Micro-scale analysis of tree-ring δ18O and δ13C on α-cellulose spline reveals high-resolution intra-annual climate variability and tropical cyclone activity

High-resolution analysis of stable carbon and oxygen isotopic composition (delta C-13 and delta O-18) of tree-ring alpha-cellulose has been increasingly in demand for the study of climate seasonality, droughts, and tropical cyclone (hurricane) activity. The peeling-grinding method commonly used for tree-ring alpha-cellulose preparation is both time-consuming and labor-intensive, and often results in cross-tracheid sampling that masks high-frequency intra-annual climate signals and short-term climate events.
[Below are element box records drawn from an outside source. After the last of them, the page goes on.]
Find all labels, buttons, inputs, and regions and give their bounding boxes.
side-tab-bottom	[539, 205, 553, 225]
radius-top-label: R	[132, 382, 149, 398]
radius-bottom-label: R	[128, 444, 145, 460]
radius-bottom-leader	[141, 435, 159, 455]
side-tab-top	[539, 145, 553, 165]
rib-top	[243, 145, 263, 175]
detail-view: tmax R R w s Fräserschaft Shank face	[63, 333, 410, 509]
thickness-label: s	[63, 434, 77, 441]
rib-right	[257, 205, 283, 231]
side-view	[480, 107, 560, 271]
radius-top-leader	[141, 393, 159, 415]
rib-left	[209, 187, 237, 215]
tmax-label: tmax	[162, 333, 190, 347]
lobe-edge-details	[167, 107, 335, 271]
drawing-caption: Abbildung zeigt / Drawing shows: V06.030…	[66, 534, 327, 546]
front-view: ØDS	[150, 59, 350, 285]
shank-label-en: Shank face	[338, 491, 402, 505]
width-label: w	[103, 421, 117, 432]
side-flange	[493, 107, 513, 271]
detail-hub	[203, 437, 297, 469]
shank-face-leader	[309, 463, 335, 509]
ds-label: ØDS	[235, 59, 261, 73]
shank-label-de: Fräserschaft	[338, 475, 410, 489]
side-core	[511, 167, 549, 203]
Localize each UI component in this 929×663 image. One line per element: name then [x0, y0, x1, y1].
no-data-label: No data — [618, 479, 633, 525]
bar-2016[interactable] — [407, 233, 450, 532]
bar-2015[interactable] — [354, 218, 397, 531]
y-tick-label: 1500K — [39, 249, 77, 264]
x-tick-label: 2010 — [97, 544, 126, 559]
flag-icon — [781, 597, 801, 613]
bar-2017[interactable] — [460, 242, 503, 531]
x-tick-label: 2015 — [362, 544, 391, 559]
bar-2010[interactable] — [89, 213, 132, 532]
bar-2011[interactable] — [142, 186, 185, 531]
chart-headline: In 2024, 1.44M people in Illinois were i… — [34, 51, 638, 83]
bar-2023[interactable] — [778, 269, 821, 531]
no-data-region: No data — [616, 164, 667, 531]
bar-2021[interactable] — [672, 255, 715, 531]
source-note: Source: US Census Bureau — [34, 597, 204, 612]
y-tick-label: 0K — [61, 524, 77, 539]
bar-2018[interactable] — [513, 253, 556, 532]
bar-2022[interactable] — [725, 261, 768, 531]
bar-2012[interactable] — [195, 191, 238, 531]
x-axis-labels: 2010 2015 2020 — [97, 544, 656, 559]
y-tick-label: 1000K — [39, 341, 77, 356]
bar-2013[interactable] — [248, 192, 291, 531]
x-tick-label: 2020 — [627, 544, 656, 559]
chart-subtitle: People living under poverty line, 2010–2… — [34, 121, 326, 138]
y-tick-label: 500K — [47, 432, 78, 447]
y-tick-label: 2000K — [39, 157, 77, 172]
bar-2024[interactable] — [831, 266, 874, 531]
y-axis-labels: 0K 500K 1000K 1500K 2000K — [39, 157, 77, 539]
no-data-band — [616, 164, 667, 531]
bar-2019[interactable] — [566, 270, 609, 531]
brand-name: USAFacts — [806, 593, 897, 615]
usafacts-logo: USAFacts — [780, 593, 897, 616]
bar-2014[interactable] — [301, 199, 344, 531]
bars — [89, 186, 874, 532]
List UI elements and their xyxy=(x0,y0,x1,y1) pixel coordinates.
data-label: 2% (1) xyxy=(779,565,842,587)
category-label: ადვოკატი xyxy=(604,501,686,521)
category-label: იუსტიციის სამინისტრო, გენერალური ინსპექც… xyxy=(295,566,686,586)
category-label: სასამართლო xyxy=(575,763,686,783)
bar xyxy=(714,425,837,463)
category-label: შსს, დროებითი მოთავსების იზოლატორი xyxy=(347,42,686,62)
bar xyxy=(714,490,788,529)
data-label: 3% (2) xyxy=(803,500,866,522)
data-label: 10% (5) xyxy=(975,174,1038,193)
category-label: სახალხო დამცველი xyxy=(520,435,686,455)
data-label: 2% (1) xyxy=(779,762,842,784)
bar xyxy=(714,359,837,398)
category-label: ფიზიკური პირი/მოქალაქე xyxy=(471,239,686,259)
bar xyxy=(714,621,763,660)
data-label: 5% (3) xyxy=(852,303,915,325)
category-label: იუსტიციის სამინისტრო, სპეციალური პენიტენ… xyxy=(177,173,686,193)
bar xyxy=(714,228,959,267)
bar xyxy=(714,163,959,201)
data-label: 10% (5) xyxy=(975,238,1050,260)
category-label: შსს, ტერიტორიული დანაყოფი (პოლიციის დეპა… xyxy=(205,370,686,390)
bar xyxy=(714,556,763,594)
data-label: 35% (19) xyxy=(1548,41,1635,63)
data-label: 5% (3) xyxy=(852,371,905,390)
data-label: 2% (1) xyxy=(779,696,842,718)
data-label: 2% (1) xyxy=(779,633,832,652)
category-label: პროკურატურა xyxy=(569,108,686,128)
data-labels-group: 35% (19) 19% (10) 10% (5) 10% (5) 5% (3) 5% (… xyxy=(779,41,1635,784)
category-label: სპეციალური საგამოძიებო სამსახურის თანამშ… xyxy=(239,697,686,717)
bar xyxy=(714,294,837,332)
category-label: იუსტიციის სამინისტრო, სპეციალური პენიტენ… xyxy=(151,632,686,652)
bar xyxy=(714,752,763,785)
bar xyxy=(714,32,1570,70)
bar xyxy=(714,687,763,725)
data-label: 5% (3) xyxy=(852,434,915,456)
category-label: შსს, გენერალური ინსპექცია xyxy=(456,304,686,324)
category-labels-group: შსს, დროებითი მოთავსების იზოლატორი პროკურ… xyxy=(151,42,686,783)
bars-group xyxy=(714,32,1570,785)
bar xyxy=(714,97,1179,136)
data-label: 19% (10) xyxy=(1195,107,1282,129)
Here, we present a new method by extracting tree-ring alpha-cellulose directly from wholewood spline that omits the peeling-grinding step, and allows for micro-scale delta C-13 and delta O-18 analysis that facilitates high-resolution seasonal climate study. This ultrasound-assisted non-destructive extraction method has significantly increased the output of tree-ring alpha-cellulose preparation while retaining the wood cell fabric. Wood cell-wall fibers collected from the alpha-cellulose spline were directly loaded into pre-weighed silver (or tin) capsules and packed, after oven drying, for stable oxygen (or carbon) isotope analysis. A 3.045-mm annual ring subdivided over 26 sections for delta C-13 and delta O-18 analysis revealed remarkable intra-annual isotopic variations (1.62 parts per thousand for delta C-13, and 5.85 parts per thousand for delta O-18). The intra-annual delta C-13 values inversely covary with the seasonal precipitation pattern, suggesting moisture regulation on tree-ring delta C-13 variations. The high-resolution delta O-18 analysis unravels tropical cyclone activities (Hurricanes Frances and Ivan in 2004) that are characterized by an abrupt decline in delta O-18 values by 2.6 parts per thousand with a "V-shape" pattern in tree-ring latewood. An algorithm is developed for establishing regional patterns of tree-ring seasonal delta C-13 and delta O-18 for the study of the mean state of climate seasonality and its anomalies. Published by Elsevier B.V.